Taking up my “cross” means a life voluntarily surrendered to God. As the act of wicked men, the death of Christ was a murder; but as the act of Christ Himself, it was a voluntary sacrifice, offering Himself to God. It was also an act of obedience to God. In John 10:18 He said, “No man taketh it [His life] from Me, but I lay it down of Myself.” And why did He? His very next words tell us: “This commandment have I received of My Father.” The cross was the supreme demonstration of Christ’s obedience. Herein He was our Exemplar. Once again we quote Philippians 2:5, “Let this mind be in you, which was also in Christ Jesus.” In what follows we see the Beloved of the Father taking upon Him the form of a Servant, and becoming “obedient unto death, even the death of the cross.” Now the obedience of Christ must be the obedience of the Christian—voluntary, gladsome, unreserved, continuous. If that obedience involves shame and suffering, reproach and loss, we must not flinch, but set our face “like a flint” (Isa. 50:7). The cross is more than the object of the Christian’s faith, it is the badge of discipleship, the principle by which his life is to be regulated. The “cross” stands for surrender and dedication to God: “I beseech you therefore, brethren, by the mercies of God, that ye present your bodies a living sacrifice, holy, acceptable to God, your reasonable service (Rom. 12:1).
The “cross” stands for vicarious service and suffering. Christ laid down His life for others, and His followers are called on to be willing to do the same: “We ought to lay down our lives for the brethren” (1 John 3:16): that is the inevitable logic of Calvary. We are called to follow Christ’s example, to the fellowship of His sufferings, to be partners in His service. As Christ made himself “of no reputation” (Phil. 2:7) we must not. As He “came not to be ministered unto, but to minister” (Matthew 20:28), so must we. As He “pleased not Himself” (Rom. 15:3), no more must we. As He ever thought of others, so must we: “Remember them that are in bonds, as bound with them; them which suffer adversity, as being yourselves in the body” (Heb. 13:3).

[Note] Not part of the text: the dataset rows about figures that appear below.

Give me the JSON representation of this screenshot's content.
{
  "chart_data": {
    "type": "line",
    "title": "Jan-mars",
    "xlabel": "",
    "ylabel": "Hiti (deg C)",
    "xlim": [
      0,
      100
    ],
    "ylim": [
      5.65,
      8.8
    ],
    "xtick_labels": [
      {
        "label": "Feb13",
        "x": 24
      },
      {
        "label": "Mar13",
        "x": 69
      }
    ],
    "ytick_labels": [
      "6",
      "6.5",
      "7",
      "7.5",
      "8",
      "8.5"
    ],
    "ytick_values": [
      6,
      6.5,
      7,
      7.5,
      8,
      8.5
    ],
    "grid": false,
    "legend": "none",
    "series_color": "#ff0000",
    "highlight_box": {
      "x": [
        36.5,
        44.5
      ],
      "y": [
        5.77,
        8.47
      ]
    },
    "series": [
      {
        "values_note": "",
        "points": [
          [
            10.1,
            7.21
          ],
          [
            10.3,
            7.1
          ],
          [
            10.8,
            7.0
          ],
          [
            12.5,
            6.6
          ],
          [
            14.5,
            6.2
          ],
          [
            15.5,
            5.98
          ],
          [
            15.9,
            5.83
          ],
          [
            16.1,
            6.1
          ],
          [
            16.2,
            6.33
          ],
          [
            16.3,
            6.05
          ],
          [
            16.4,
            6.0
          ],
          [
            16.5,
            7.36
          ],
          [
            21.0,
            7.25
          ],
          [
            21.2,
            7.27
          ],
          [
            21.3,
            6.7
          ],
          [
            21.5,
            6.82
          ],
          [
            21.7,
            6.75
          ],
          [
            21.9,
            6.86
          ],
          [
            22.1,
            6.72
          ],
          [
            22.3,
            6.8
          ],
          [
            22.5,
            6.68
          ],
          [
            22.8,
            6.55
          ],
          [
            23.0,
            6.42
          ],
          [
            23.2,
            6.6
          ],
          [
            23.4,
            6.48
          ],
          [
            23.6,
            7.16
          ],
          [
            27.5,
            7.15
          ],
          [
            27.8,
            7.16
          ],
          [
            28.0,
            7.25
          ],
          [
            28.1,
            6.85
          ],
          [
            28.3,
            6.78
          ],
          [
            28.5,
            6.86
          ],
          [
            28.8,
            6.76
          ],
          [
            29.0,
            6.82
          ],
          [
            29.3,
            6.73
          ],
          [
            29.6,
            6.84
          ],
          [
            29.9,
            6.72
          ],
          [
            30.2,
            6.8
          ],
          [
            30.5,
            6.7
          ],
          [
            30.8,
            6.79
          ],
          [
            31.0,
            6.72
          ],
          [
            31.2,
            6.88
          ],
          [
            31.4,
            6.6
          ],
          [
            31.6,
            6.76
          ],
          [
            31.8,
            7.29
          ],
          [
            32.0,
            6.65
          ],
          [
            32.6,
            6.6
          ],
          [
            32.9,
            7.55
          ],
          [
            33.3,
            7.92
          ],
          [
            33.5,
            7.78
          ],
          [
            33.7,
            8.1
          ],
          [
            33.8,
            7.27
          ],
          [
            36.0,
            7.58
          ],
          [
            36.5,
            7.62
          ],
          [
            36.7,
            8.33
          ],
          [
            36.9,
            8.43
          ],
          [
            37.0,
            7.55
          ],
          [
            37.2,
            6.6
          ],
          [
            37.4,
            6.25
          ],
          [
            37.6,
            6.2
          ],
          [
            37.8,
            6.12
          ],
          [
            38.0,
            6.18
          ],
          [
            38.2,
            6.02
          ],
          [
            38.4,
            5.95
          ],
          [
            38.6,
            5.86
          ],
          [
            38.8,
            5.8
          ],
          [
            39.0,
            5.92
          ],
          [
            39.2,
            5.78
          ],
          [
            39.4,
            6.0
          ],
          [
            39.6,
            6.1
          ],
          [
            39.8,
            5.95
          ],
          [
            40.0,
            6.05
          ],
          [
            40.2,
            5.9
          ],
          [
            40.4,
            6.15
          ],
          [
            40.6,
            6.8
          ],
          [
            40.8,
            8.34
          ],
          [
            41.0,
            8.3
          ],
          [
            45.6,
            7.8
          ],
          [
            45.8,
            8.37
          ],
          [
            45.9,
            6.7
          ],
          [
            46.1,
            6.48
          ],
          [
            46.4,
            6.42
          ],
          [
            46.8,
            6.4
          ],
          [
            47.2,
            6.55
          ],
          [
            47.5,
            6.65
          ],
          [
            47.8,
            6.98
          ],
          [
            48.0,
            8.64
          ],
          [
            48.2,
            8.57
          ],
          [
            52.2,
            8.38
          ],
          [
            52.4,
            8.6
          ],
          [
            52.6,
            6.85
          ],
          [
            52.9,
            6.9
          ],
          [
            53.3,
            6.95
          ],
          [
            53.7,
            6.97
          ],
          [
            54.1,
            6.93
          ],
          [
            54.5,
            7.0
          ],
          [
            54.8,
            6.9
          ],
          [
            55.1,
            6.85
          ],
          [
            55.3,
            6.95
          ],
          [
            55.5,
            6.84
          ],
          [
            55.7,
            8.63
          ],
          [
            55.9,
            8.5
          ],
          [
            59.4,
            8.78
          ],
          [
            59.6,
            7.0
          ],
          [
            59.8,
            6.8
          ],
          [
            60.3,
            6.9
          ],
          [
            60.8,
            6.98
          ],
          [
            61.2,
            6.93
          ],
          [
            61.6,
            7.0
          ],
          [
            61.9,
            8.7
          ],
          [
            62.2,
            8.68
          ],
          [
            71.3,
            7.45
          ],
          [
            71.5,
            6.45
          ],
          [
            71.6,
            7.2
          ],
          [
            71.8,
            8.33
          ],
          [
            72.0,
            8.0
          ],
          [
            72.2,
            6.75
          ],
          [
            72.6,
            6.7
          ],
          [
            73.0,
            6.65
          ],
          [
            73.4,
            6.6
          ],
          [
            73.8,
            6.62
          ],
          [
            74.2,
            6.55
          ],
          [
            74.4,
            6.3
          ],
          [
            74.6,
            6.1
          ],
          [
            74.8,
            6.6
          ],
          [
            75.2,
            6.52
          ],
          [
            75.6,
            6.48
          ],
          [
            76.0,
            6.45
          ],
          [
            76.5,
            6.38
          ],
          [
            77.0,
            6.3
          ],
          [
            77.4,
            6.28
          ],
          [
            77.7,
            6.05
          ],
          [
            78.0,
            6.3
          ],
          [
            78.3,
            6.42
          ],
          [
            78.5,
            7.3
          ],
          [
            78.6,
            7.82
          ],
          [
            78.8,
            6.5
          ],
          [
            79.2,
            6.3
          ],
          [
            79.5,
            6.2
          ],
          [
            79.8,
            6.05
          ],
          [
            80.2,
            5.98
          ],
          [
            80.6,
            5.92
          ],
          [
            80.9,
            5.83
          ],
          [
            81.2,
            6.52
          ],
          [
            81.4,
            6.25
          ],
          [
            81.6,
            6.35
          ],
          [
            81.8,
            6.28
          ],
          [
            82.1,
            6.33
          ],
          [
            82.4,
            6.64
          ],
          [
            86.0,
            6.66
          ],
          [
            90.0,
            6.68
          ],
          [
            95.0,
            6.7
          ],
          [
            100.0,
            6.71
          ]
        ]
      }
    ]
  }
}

“For whosoever will save his life, shall lose it; and whosoever will lose his life for My sake, shall find it” (Matthew 16:25). Words almost identical with these are found again in Matthew 10:39, Mark 8:35, Luke 9:24; 17:33, John 12:25. Surely, such repetition argues the deep importance of our noting and heeding this saying of Christ’s. He died that we might live (John 12:24), so must we (John 12:25). Like Paul we must be able to say, “Neither count I my life dear unto myself” (Acts 20:24). The “life” that is lived for the gratification of self in this world, is “lost” for eternity; the life that is sacrificed to self-interests and yielded to Christ, will be “found” again, and preserved through eternity.